While we may not know for sure who invented the barrel, we do know that the Romans helped to spread the use of barrels around the world. By the time the Romans conquered Egypt in 30BC, barrels were being used in both countries. The Romans had found even more uses for them. They turned them into weapons of war by filling them with burning pitch and firing them at their enemy using giant catapults. It was a bull's-eye if one landed on the building that held the enemy's store of gunpowder... being held in barrels, of course.

Roman armies carried some empty barrels with them when they traveled, so that they could be tied together to create improvised bridges for crossing rivers. They also used them to line wells to keep the water clean.

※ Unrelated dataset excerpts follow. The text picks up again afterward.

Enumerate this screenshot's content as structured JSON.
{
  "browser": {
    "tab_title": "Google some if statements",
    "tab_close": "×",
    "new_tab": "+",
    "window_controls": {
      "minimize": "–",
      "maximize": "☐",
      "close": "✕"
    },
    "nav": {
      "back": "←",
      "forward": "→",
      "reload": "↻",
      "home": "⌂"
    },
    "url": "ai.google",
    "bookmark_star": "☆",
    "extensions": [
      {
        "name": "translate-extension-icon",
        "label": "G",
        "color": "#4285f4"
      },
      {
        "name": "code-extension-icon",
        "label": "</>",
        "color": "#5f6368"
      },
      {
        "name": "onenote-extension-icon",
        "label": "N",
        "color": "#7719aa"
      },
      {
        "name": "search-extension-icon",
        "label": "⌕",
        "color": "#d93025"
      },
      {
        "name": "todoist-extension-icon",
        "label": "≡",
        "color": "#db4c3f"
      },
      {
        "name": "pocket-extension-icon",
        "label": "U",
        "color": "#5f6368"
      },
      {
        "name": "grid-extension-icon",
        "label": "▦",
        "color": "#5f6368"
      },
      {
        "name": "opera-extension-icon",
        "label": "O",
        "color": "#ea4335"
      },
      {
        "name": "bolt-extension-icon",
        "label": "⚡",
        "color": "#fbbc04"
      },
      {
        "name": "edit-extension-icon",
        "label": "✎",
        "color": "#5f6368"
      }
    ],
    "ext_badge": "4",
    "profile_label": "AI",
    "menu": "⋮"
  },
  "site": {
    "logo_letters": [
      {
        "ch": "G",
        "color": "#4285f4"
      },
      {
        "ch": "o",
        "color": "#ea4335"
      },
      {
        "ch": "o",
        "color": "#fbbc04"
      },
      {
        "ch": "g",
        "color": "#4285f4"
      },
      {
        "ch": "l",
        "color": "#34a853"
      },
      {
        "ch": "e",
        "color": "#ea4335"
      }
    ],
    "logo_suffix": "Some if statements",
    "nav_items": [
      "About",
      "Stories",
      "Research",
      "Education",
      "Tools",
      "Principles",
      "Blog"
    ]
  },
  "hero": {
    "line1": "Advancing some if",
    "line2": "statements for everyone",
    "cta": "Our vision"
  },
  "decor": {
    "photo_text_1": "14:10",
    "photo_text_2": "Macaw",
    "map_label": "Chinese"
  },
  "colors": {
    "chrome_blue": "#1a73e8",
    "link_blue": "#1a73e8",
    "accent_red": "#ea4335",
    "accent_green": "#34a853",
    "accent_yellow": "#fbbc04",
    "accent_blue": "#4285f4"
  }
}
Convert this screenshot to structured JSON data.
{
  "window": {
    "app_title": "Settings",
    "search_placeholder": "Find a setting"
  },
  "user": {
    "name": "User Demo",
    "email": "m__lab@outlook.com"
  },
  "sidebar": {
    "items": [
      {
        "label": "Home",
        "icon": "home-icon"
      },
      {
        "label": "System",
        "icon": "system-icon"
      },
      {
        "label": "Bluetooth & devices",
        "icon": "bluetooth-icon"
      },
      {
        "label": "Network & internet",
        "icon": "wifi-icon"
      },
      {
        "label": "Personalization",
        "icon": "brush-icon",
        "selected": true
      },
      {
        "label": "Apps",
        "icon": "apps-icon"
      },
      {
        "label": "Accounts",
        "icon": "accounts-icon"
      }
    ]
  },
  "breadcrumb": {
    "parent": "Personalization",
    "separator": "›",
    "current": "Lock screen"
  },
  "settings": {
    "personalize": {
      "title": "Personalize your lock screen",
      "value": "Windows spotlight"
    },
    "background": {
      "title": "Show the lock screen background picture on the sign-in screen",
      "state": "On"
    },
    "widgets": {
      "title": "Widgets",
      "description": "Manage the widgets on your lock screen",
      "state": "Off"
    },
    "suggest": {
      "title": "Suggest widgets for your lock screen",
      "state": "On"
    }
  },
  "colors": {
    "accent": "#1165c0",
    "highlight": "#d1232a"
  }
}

The Creation of Cooperages

According to the Roman historian and author Pliny the Elder, writing in the 1st century AD, the first European people to use barrels widely, and to build cooperages, was a Celtic group called the Gauls, living in what is now the French Alps. The usage of barrels was now becoming more sophisticated, too. Cooperages were springing up in towns and villages in southern Europe, and these were often one-man businesses with the cooper's skills being passed from father to son.

Different coopers began to specialize in different types of barrel, as demand increased. The easiest kind to make were those for storing grain and other solid items, as they didn't need to be waterproof. They did, however, need to be tight enough to keep mice and bugs out. Grain had previously been stored in hessian sacks, which were no barrier to mice and rats.

Other coopers specialized in making watertight barrels, for keeping wine and water in. This was a pivotal time in the coopering industry. Coopers where divided into "Dry Coopers" making barrels for grains or other products, and "Wet Coopers" who made barrels to hold liquids. The skills of distillation hadn't yet arrived, so no-one knew yet that barrels would add flavors when spirits were stored in them for long periods. Yet another kind of cooper would make what were called simply large barrels, which was an even harder skill to master.

A further virtue of the barrel, people discovered, was that they could be dismantled and rebuilt, as necessary. You could transport goods in them on a long sea voyage, then take apart any that weren't needed for the return journey. Even today, used American white oak bourbon barrels are taken in pieces for shipping to Scotland for use in the whisky industry, with the staves numbered to make re-assembly easier.

So, we may not know for sure who invented the barrel, but the world is glad that they did!